Since the identification of a protein glycosylation defect in 1984, isoelectric focusing of serum transferrin is the diagnostic screening test of choice.142 This method relies on the amount of negative charge on the transferrin related to the number of terminal sialic residues. Type I pattern is characterized by a decrease in the mature tetrasialo-transferrin and an increase of disialo- and asialo-transferrins due to defective assembly of the N-linked glycans in the ER. A type II pattern is characterized by increases of the trisialo- and monosialo-transferrin due to a defect in processing.143 Since that time, other testing modalities have been employed to recognize deficient glycosylation of serum transferring including capillary electrophoresis,144 high-pressure liquid chromatography (HPLC145). The utilization of multiple mass spectrometry methods has expanded the diagnostics and characterization of glycosylation. This allows both determination of the number of glycosylated sites and the variety of N-linked glycan structures.

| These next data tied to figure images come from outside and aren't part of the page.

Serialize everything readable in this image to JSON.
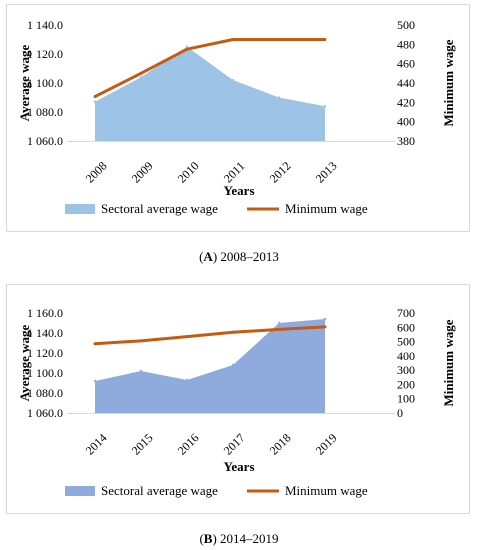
{
  "captions": [
    {
      "letter": "A",
      "text": ") 2008–2013"
    },
    {
      "letter": "B",
      "text": ") 2014–2019"
    }
  ],
  "chart_data": [
    {
      "type": "area",
      "title": "",
      "categories": [
        "2008",
        "2009",
        "2010",
        "2011",
        "2012",
        "2013"
      ],
      "xlabel": "Years",
      "ylabel": "Average wage",
      "y2label": "Minimum wage",
      "ylim": [
        1060,
        1140
      ],
      "yticks": [
        "1 060.0",
        "1 080.0",
        "1 100.0",
        "1 120.0",
        "1 140.0"
      ],
      "y2lim": [
        380,
        500
      ],
      "y2ticks": [
        "380",
        "400",
        "420",
        "440",
        "460",
        "480",
        "500"
      ],
      "series": [
        {
          "name": "Sectoral average wage",
          "kind": "area",
          "axis": "left",
          "color": "#9dc3e6",
          "values": [
            1087,
            1104,
            1125,
            1102,
            1090,
            1084
          ]
        },
        {
          "name": "Minimum wage",
          "kind": "line",
          "axis": "right",
          "color": "#c55a11",
          "values": [
            426,
            450,
            475,
            485,
            485,
            485
          ]
        }
      ],
      "legend": "bottom",
      "grid": false
    },
    {
      "type": "area",
      "title": "",
      "categories": [
        "2014",
        "2015",
        "2016",
        "2017",
        "2018",
        "2019"
      ],
      "xlabel": "Years",
      "ylabel": "Average wage",
      "y2label": "Minimum wage",
      "ylim": [
        1060,
        1160
      ],
      "yticks": [
        "1 060.0",
        "1 080.0",
        "1 100.0",
        "1 120.0",
        "1 140.0",
        "1 160.0"
      ],
      "y2lim": [
        0,
        700
      ],
      "y2ticks": [
        "0",
        "100",
        "200",
        "300",
        "400",
        "500",
        "600",
        "700"
      ],
      "series": [
        {
          "name": "Sectoral average wage",
          "kind": "area",
          "axis": "left",
          "color": "#8faadc",
          "values": [
            1092,
            1102,
            1093,
            1108,
            1150,
            1154
          ]
        },
        {
          "name": "Minimum wage",
          "kind": "line",
          "axis": "right",
          "color": "#c55a11",
          "values": [
            485,
            505,
            535,
            565,
            585,
            603
          ]
        }
      ],
      "legend": "bottom",
      "grid": false
    }
  ]
}
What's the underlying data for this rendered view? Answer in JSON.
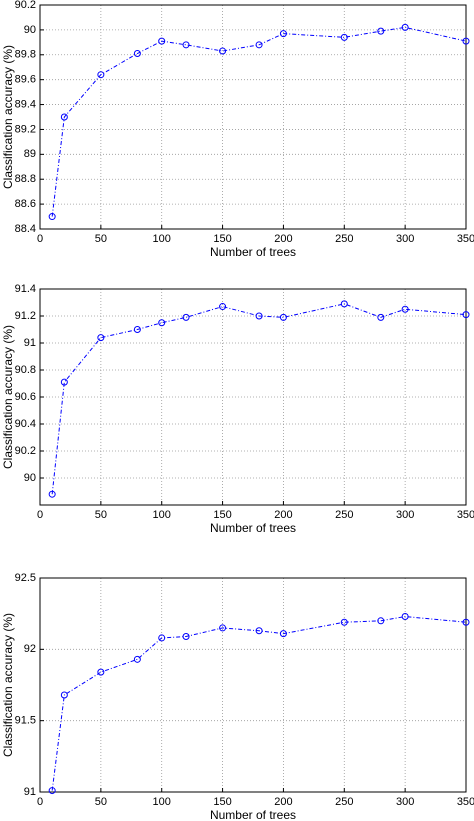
{
  "chart_data": [
    {
      "type": "line",
      "xlabel": "Number of trees",
      "ylabel": "Classification accuracy (%)",
      "x": [
        10,
        20,
        50,
        80,
        100,
        120,
        150,
        180,
        200,
        250,
        280,
        300,
        350
      ],
      "values": [
        88.5,
        89.3,
        89.64,
        89.81,
        89.91,
        89.88,
        89.83,
        89.88,
        89.97,
        89.94,
        89.99,
        90.02,
        89.91
      ],
      "color": "#0000ff",
      "xlim": [
        0,
        350
      ],
      "xticks": [
        0,
        50,
        100,
        150,
        200,
        250,
        300,
        350
      ],
      "ylim": [
        88.4,
        90.2
      ],
      "yticks": [
        88.4,
        88.6,
        88.8,
        89,
        89.2,
        89.4,
        89.6,
        89.8,
        90,
        90.2
      ],
      "grid": true
    },
    {
      "type": "line",
      "xlabel": "Number of trees",
      "ylabel": "Classification accuracy (%)",
      "x": [
        10,
        20,
        50,
        80,
        100,
        120,
        150,
        180,
        200,
        250,
        280,
        300,
        350
      ],
      "values": [
        89.88,
        90.71,
        91.04,
        91.1,
        91.15,
        91.19,
        91.27,
        91.2,
        91.19,
        91.29,
        91.19,
        91.25,
        91.21
      ],
      "color": "#0000ff",
      "xlim": [
        0,
        350
      ],
      "xticks": [
        0,
        50,
        100,
        150,
        200,
        250,
        300,
        350
      ],
      "ylim": [
        89.8,
        91.4
      ],
      "yticks": [
        90,
        90.2,
        90.4,
        90.6,
        90.8,
        91,
        91.2,
        91.4
      ],
      "grid": true
    },
    {
      "type": "line",
      "xlabel": "Number of trees",
      "ylabel": "Classification accuracy (%)",
      "x": [
        10,
        20,
        50,
        80,
        100,
        120,
        150,
        180,
        200,
        250,
        280,
        300,
        350
      ],
      "values": [
        91.01,
        91.68,
        91.84,
        91.93,
        92.08,
        92.09,
        92.15,
        92.13,
        92.11,
        92.19,
        92.2,
        92.23,
        92.19
      ],
      "color": "#0000ff",
      "xlim": [
        0,
        350
      ],
      "xticks": [
        0,
        50,
        100,
        150,
        200,
        250,
        300,
        350
      ],
      "ylim": [
        91,
        92.5
      ],
      "yticks": [
        91,
        91.5,
        92,
        92.5
      ],
      "grid": true
    }
  ]
}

These methods include electrospray mass spectrometry (ESI-MS146), liquid chromatography (LC) coupled with ESI-MS,147,148 and matrix assisted laser desorption ionization (MALDI)-MS.149,150

Isoelectric focusing of serum apolipoprotein C-III (APOC3) can be done to investigate abnormal mucin type O-glycosylation,151 which can be seen in some of the combined N- and O-linked glycosylation defects. Immunohistochemistry using antibodies to the glycosylated epitope of alpha-dystroglycan (IIH-6 or VIA4-1) can be utilized to evaluate for dystroglycanopathies.97,152–154

Once a defect is suspected, confirmation of the particular gene involved requires molecular analysis. Emerging next-generation sequencing of whole exome and whole genome sequencing will aid in identifying defects.155

Management/therapy

Infants and children with all types of protein hypoglycosylation defects require a multidisciplinary approach. Treatment should be tailored to the individual’s complications. Nutrition support providing maximal caloric intake and/or nasogastric or gastrostomy tube feedings may be necessary. A comprehensive multisystemic evaluation should be done and support given as necessary. Therapeutic adjuncts including physical, occupational and speech therapy should be utilized to aid in the medical management. Antiepileptic therapy should be used for seizures.

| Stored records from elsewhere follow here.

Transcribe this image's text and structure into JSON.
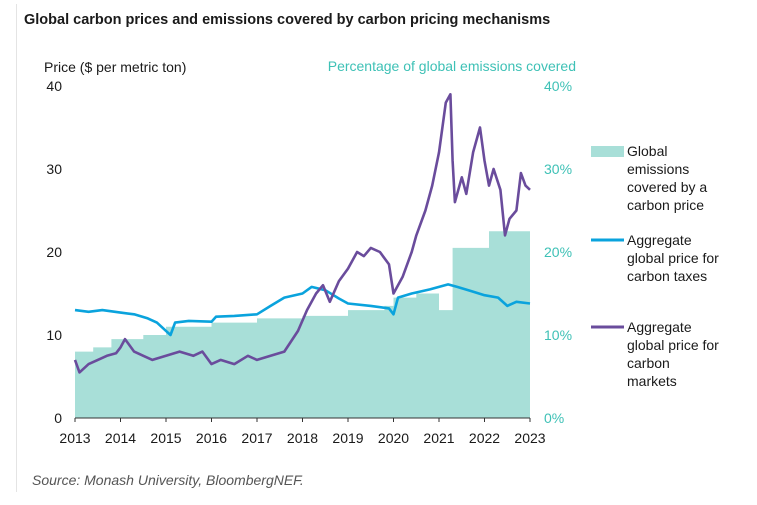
{
  "title": "Global carbon prices and emissions covered by carbon pricing mechanisms",
  "source": "Source: Monash University, BloombergNEF.",
  "chart_data": {
    "type": "line",
    "left_axis_label": "Price ($ per metric ton)",
    "right_axis_label": "Percentage of global emissions covered",
    "ylim": [
      0,
      40
    ],
    "yticks": [
      "0",
      "10",
      "20",
      "30",
      "40"
    ],
    "y2lim": [
      0,
      40
    ],
    "y2ticks": [
      "0%",
      "10%",
      "20%",
      "30%",
      "40%"
    ],
    "xlim": [
      2013,
      2023
    ],
    "xticks": [
      "2013",
      "2014",
      "2015",
      "2016",
      "2017",
      "2018",
      "2019",
      "2020",
      "2021",
      "2022",
      "2023"
    ],
    "grid": false,
    "legend_position": "right",
    "colors": {
      "coverage": "#a8dfd8",
      "taxes": "#0aa3dd",
      "markets": "#6a4c9c",
      "right_axis_text": "#3ec1b6"
    },
    "series": [
      {
        "name": "Global emissions covered by a carbon price",
        "kind": "area",
        "axis": "right",
        "x": [
          2013.0,
          2013.4,
          2013.4,
          2013.8,
          2013.8,
          2014.5,
          2014.5,
          2015.0,
          2015.0,
          2016.0,
          2016.0,
          2017.0,
          2017.0,
          2018.0,
          2018.0,
          2019.0,
          2019.0,
          2019.8,
          2019.8,
          2020.0,
          2020.0,
          2020.5,
          2020.5,
          2021.0,
          2021.0,
          2021.3,
          2021.3,
          2022.1,
          2022.1,
          2023.0
        ],
        "values": [
          8.0,
          8.0,
          8.5,
          8.5,
          9.5,
          9.5,
          10.0,
          10.0,
          11.0,
          11.0,
          11.5,
          11.5,
          12.0,
          12.0,
          12.3,
          12.3,
          13.0,
          13.0,
          13.5,
          13.5,
          14.5,
          14.5,
          15.0,
          15.0,
          13.0,
          13.0,
          20.5,
          20.5,
          22.5,
          22.5
        ]
      },
      {
        "name": "Aggregate global price for carbon taxes",
        "kind": "line",
        "axis": "left",
        "x": [
          2013.0,
          2013.3,
          2013.6,
          2014.0,
          2014.3,
          2014.6,
          2014.8,
          2015.0,
          2015.1,
          2015.2,
          2015.5,
          2016.0,
          2016.1,
          2016.5,
          2017.0,
          2017.3,
          2017.6,
          2018.0,
          2018.2,
          2018.5,
          2018.8,
          2019.0,
          2019.5,
          2019.9,
          2020.0,
          2020.1,
          2020.4,
          2020.8,
          2021.0,
          2021.2,
          2021.4,
          2021.7,
          2022.0,
          2022.3,
          2022.5,
          2022.7,
          2023.0
        ],
        "values": [
          13.0,
          12.8,
          13.0,
          12.7,
          12.5,
          12.0,
          11.5,
          10.5,
          10.0,
          11.5,
          11.7,
          11.6,
          12.2,
          12.3,
          12.5,
          13.5,
          14.5,
          15.0,
          15.8,
          15.4,
          14.4,
          13.8,
          13.5,
          13.2,
          12.5,
          14.5,
          15.0,
          15.5,
          15.8,
          16.1,
          15.8,
          15.3,
          14.8,
          14.5,
          13.5,
          14.0,
          13.8
        ]
      },
      {
        "name": "Aggregate global price for carbon markets",
        "kind": "line",
        "axis": "left",
        "x": [
          2013.0,
          2013.1,
          2013.3,
          2013.5,
          2013.7,
          2013.9,
          2014.0,
          2014.1,
          2014.3,
          2014.5,
          2014.7,
          2015.0,
          2015.3,
          2015.6,
          2015.8,
          2016.0,
          2016.2,
          2016.5,
          2016.8,
          2017.0,
          2017.3,
          2017.6,
          2017.9,
          2018.1,
          2018.3,
          2018.45,
          2018.6,
          2018.8,
          2019.0,
          2019.2,
          2019.35,
          2019.5,
          2019.7,
          2019.9,
          2020.0,
          2020.2,
          2020.4,
          2020.5,
          2020.7,
          2020.85,
          2021.0,
          2021.15,
          2021.25,
          2021.3,
          2021.35,
          2021.5,
          2021.6,
          2021.75,
          2021.9,
          2022.0,
          2022.1,
          2022.2,
          2022.35,
          2022.45,
          2022.55,
          2022.7,
          2022.8,
          2022.9,
          2023.0
        ],
        "values": [
          7.0,
          5.5,
          6.5,
          7.0,
          7.5,
          7.8,
          8.5,
          9.5,
          8.0,
          7.5,
          7.0,
          7.5,
          8.0,
          7.5,
          8.0,
          6.5,
          7.0,
          6.5,
          7.5,
          7.0,
          7.5,
          8.0,
          10.5,
          13.0,
          15.0,
          16.0,
          14.0,
          16.5,
          18.0,
          20.0,
          19.5,
          20.5,
          20.0,
          18.5,
          15.0,
          17.0,
          20.0,
          22.0,
          25.0,
          28.0,
          32.0,
          38.0,
          39.0,
          31.0,
          26.0,
          29.0,
          27.0,
          32.0,
          35.0,
          31.0,
          28.0,
          30.0,
          27.5,
          22.0,
          24.0,
          25.0,
          29.5,
          28.0,
          27.5
        ]
      }
    ]
  }
}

PMI-CDG (CDG-Ib), which is characterized by hepatic-intestinal disease, is the only type of hypoglycosylation defect where a specific therapy exists. Mannose given as 1 gram per kg body weight per day divided into five oral doses normalized hypoproteinemia and coagulation defects and rapidly improves the hypoglycemia and protein-losing enteropathy.156–158 In some patients with PMI-CDG (CDG-Ib), heparin therapy can be an alternative to mannose in the treatment of the enteropathy.15

There has been a report of correction of the infections and improved neutrophil count with fucose treatment in a patient with SLC35C1-CDG (CDG-IIc),159 a defect in the fucose transporter.

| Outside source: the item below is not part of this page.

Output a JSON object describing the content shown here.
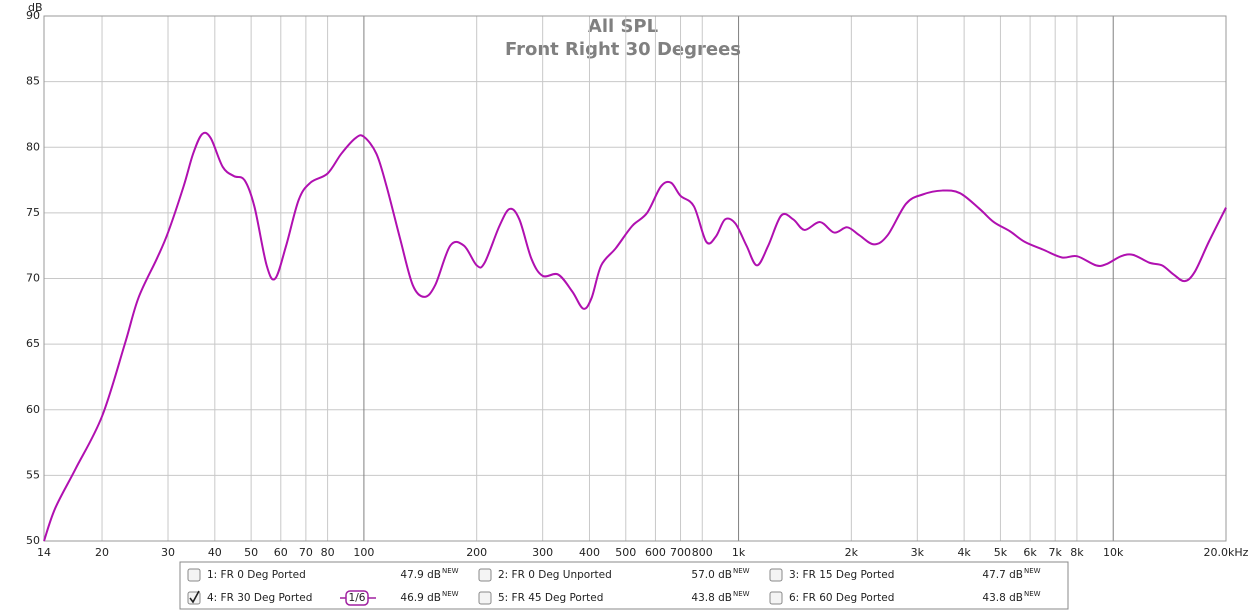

For the dystroglycanopathies, overexpression of LARGE160 and galgt2 has been shown to improve glycosylation of alpha-dystroglycan in cells from patients and animal models of muscular dystrophy.161 In addition, patients with dystroglycanopathies have responded to oral steroids with improvement of muscle function.108

Conclusion

The field of glycosylation defects has been rapidly expanding due to improved clinical awareness and biochemical diagnostic techniques. The clinical spectrum for defects in both N- and O-linked glycosylation is extremely broad, challenging clinicians to screen for these defects in a variety of settings and disciplines. With some 500 genes involved in the synthesis and function of glycoproteins, it is likely that many more defects have yet to be identified.